Why David Beckham is head over heels for the latest health status symbol – handstands

Alice Hall
·4-min read
Victoria Beckham posted a video of husband David doing a handstand as part of a workout - NBCUniversal/ Instagram
Victoria Beckham posted a video of husband David doing a handstand as part of a workout - NBCUniversal/ Instagram

Celebrities are no strangers to expensive and outlandish ways of staying fit. But it seems that David Beckham is taking a simpler approach to his exercise regime. This week, Posh filmed a video of Becks, 45, doing a professional-looking handstand during the pair’s home workout with their personal trainer. She captioned the video  Early morning workout with my husband before adding an arrow and writing And this is impressive”.

To some, it may come as a shock to learn that Beckham's workout consists of such a simple posture. Where’s the Peloton bike? And the Goop-style ice bath? Well, truthfully they’re probably just waiting next door for when he has cooled off. But there’s something to be said for the methods of Beckham's personal trainer Bobby Rich, a former GB athlete and a black belt in judo – who seems to be a fan of getting back to basics with his workouts. A post on his Instagram shows two of Rich’s clients also defying gravity in a handstand pose. Another shows two of his judo students wrestling each other to the ground. Indeed, it seems Beckham’s in good hands. Rich counts Ellie Goulding and Guy Ritchie as some of his A-list clients. 
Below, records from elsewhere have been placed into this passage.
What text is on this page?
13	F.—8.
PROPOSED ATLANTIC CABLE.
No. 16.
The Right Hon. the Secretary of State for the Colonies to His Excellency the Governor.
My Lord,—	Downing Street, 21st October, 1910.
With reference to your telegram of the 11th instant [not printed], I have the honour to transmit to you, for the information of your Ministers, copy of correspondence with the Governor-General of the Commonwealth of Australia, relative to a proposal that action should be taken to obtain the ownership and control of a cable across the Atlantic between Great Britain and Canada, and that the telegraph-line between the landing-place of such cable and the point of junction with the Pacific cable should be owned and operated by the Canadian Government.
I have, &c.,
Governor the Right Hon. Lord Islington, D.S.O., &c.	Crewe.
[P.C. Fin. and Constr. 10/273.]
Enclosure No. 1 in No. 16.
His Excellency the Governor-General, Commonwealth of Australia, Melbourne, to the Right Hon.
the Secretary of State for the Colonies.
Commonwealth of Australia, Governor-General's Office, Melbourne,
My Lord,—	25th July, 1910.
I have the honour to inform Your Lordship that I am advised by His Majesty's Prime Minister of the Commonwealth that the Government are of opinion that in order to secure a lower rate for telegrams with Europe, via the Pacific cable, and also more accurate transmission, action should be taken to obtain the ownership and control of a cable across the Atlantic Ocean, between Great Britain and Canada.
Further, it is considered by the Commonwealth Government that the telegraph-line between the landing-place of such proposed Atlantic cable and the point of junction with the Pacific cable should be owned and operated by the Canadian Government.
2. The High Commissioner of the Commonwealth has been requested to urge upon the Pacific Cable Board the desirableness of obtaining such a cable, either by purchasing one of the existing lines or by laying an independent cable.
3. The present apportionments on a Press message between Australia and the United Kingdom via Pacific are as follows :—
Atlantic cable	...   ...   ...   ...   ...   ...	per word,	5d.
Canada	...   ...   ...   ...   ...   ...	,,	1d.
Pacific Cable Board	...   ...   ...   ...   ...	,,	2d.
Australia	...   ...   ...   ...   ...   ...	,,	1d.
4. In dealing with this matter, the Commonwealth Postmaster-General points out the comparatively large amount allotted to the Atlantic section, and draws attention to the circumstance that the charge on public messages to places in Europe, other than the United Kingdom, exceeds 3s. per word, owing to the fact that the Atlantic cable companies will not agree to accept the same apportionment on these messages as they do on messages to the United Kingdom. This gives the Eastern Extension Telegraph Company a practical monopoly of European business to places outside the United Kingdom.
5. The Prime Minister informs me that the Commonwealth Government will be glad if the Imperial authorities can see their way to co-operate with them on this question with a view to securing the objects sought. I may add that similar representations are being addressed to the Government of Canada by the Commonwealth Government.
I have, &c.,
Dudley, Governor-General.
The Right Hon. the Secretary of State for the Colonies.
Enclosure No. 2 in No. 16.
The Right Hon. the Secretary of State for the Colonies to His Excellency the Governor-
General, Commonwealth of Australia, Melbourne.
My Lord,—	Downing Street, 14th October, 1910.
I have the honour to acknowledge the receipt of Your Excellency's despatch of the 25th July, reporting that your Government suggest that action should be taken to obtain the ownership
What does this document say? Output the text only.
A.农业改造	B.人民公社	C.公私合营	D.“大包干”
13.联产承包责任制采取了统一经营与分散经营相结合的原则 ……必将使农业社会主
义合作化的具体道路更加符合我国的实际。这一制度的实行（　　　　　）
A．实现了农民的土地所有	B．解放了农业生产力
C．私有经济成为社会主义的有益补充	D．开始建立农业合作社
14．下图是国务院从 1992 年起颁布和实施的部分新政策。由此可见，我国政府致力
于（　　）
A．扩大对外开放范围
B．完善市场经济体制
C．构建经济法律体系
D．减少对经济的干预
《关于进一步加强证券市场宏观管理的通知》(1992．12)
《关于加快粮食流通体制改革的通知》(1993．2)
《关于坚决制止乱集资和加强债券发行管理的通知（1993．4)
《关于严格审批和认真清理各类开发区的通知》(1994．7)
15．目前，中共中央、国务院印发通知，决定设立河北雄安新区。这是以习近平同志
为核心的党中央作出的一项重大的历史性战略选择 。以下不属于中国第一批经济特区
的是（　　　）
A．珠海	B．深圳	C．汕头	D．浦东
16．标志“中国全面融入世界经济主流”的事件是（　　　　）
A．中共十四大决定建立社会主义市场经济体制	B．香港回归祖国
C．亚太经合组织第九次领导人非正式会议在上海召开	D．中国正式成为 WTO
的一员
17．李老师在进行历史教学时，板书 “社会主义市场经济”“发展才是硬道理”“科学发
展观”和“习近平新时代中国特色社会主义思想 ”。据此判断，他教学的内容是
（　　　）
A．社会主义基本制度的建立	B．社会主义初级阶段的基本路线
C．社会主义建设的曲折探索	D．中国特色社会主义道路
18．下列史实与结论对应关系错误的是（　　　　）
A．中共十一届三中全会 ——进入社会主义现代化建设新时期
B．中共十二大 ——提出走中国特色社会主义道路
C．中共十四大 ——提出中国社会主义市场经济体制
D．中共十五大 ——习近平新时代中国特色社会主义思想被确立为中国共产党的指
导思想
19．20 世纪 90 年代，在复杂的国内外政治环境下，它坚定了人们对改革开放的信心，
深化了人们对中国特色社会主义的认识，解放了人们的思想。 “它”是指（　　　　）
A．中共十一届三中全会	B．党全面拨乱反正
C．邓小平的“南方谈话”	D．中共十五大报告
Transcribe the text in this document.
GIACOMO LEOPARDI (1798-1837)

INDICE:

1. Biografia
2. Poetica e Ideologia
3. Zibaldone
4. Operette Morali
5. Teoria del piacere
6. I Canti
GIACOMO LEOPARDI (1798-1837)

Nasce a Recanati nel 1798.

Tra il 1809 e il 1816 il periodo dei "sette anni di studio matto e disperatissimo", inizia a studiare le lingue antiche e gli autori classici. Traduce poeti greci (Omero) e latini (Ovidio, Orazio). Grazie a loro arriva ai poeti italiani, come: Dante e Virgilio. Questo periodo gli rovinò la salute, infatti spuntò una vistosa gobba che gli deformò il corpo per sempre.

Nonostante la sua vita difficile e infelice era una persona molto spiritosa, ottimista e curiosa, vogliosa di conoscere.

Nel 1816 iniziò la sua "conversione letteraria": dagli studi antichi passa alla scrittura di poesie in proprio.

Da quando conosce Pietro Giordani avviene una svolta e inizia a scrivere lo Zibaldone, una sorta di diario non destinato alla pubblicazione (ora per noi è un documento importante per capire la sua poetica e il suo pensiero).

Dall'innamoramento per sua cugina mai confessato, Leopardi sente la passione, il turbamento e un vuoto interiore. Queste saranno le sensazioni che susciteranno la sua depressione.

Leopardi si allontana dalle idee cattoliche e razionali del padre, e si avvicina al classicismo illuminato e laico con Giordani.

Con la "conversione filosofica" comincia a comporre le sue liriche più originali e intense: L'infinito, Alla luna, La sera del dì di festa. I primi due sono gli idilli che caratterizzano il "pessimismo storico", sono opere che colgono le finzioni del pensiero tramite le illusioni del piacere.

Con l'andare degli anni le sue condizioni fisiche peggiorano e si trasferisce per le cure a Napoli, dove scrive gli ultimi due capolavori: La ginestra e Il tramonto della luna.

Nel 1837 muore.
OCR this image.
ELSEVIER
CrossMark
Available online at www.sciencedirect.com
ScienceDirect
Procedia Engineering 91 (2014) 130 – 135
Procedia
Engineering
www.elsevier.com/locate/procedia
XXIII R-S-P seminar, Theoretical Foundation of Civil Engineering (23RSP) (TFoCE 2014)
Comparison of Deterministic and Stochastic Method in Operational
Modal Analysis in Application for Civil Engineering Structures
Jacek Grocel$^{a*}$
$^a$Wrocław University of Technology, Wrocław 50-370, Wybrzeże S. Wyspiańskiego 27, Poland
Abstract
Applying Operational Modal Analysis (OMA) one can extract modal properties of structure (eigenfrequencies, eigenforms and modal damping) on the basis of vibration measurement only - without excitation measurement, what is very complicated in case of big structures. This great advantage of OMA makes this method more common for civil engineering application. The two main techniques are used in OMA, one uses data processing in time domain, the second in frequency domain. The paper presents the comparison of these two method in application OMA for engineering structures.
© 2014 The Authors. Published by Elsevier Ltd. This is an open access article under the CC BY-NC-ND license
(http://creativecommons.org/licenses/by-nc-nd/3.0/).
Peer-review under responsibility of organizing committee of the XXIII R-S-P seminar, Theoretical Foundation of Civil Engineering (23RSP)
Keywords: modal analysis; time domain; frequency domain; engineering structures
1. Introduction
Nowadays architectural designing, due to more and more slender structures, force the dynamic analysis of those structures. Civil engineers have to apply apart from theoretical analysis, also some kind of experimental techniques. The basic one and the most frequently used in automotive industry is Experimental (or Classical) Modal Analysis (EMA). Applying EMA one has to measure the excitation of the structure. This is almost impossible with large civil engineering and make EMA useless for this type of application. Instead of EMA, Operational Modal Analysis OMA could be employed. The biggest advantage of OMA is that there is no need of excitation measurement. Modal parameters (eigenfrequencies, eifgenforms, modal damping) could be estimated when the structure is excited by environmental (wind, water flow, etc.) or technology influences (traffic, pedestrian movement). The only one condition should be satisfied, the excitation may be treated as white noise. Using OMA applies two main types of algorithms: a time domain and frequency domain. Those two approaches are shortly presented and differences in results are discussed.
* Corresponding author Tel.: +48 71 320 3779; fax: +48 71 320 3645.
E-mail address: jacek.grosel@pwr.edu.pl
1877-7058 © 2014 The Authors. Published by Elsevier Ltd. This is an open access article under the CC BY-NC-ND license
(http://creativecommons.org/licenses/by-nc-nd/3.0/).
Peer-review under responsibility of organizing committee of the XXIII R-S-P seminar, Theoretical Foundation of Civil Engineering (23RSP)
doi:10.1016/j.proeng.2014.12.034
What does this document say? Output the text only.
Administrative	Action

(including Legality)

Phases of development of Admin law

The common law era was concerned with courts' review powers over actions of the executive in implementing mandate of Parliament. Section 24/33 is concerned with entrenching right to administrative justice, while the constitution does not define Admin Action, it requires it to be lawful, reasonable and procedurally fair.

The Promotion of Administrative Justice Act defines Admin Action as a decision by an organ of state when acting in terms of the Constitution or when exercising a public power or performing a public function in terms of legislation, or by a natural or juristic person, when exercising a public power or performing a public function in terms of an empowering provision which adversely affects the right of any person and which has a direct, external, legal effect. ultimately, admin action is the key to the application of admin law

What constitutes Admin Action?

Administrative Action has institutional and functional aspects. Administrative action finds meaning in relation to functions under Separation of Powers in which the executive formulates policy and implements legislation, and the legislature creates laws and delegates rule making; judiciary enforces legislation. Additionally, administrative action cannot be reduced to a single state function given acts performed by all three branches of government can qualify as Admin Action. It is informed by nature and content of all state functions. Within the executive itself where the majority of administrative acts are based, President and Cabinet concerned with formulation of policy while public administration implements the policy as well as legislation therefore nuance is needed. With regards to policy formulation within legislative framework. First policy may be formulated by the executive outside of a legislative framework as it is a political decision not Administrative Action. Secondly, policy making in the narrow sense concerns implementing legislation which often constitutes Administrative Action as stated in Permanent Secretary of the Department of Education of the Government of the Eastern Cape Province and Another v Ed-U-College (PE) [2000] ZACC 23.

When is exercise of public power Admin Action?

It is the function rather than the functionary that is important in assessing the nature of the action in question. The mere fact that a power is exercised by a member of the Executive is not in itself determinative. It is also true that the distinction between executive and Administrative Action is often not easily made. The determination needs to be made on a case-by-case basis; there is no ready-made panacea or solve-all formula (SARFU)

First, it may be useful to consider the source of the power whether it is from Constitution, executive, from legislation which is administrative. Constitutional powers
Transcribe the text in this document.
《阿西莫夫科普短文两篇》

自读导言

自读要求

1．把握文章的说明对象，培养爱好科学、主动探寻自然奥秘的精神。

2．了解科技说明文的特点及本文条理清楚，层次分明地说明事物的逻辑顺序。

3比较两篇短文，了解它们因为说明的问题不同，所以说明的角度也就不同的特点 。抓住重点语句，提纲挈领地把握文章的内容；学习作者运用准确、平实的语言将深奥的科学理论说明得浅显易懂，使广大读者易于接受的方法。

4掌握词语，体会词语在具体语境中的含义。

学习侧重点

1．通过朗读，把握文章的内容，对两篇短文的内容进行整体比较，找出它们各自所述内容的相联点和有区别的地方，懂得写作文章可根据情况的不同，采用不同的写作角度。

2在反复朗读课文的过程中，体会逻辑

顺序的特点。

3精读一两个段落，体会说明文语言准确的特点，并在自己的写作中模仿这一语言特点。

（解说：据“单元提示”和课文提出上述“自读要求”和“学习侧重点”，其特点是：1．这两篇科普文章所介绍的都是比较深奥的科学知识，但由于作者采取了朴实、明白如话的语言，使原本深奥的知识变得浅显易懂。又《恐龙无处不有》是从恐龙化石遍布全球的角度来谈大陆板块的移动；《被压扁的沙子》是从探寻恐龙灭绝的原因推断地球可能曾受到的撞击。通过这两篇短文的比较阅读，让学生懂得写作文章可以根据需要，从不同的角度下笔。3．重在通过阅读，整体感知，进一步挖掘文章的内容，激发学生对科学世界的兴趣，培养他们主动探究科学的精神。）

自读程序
Could the humble handstand hold the key to getting a sculpted physique like Bex? Personal trainer Michael Garry thinks so: “I’m a huge fan of handstands, and use them as a complementary exercise in a lot of my workouts. They’re good for posture and for our core – when we do a handstand, it activates nearly all 35 of our core muscles. It can also help with stabilising the lower back muscles of the spine.”

In addition to the physical health benefits, handstands are used in advanced yoga practices – where the move is known as sirsasana – to improve concentration and alleviate stress. “This works because of all the elements involved in doing a handstand: you’ve got to focus on your balance, and stabilise most of the muscles in the body too. It’s a bit of a mental workout too,” says Garry. He adds that handstands can also reduce the production of cortisol, the stress hormone, which can help to relieve minor depression and anxiety. Joe Mitton, personal trainer and founder of MittFit, agrees: "The patience it takes to practice and learn a handstand definitely helps you to remain patient in other aspects of life."

The health benefits of handstands were first recognized as part of the wider movement towards inversion therapy. The technique is based on the theory that by shifting the body’s gravity, the pressure eases off the back while also providing traction for the spine. Those who grew up in the Eighties might remember Richard Gere sparking a trend for anti-gravity boots when he was seen using a pair to train while hanging upside down from a door frame. Indeed one of the best things about handstands is that you don't need any equipment, apart from a wall.

However, Garry issues a note of caution. He explains that handstands are an advanced exercise that aren’t recommended for beginners. Pregnant women, people who suffer from wrist problems and people with high blood pressure should also avoid doing them.

So how can you bend it like Beckham? If you’re new to handstands, it’s important to build up your strength before attempting one. “The first thing I would recommend is making sure that you’re flexible enough,” says Garry. Yoga, pilates or even simple stretching exercises (there are plenty on Youtube) are all good ways to improve flexibility. 

Next, Garry recommends building up shoulder strength, through exercises like shoulder presses and press-ups. It’s also important to get used to being in the handstand position – particularly if you’re not used to spending time upside down. You can do this by progressing into “wall walks”. Keeping your hands on the ground and facing away from the wall, lift your hips up and begin walking your feet up the wall. Walk up as high as you can control, then hold for around 3-5 seconds for beginners, gradually building up as you get more confident.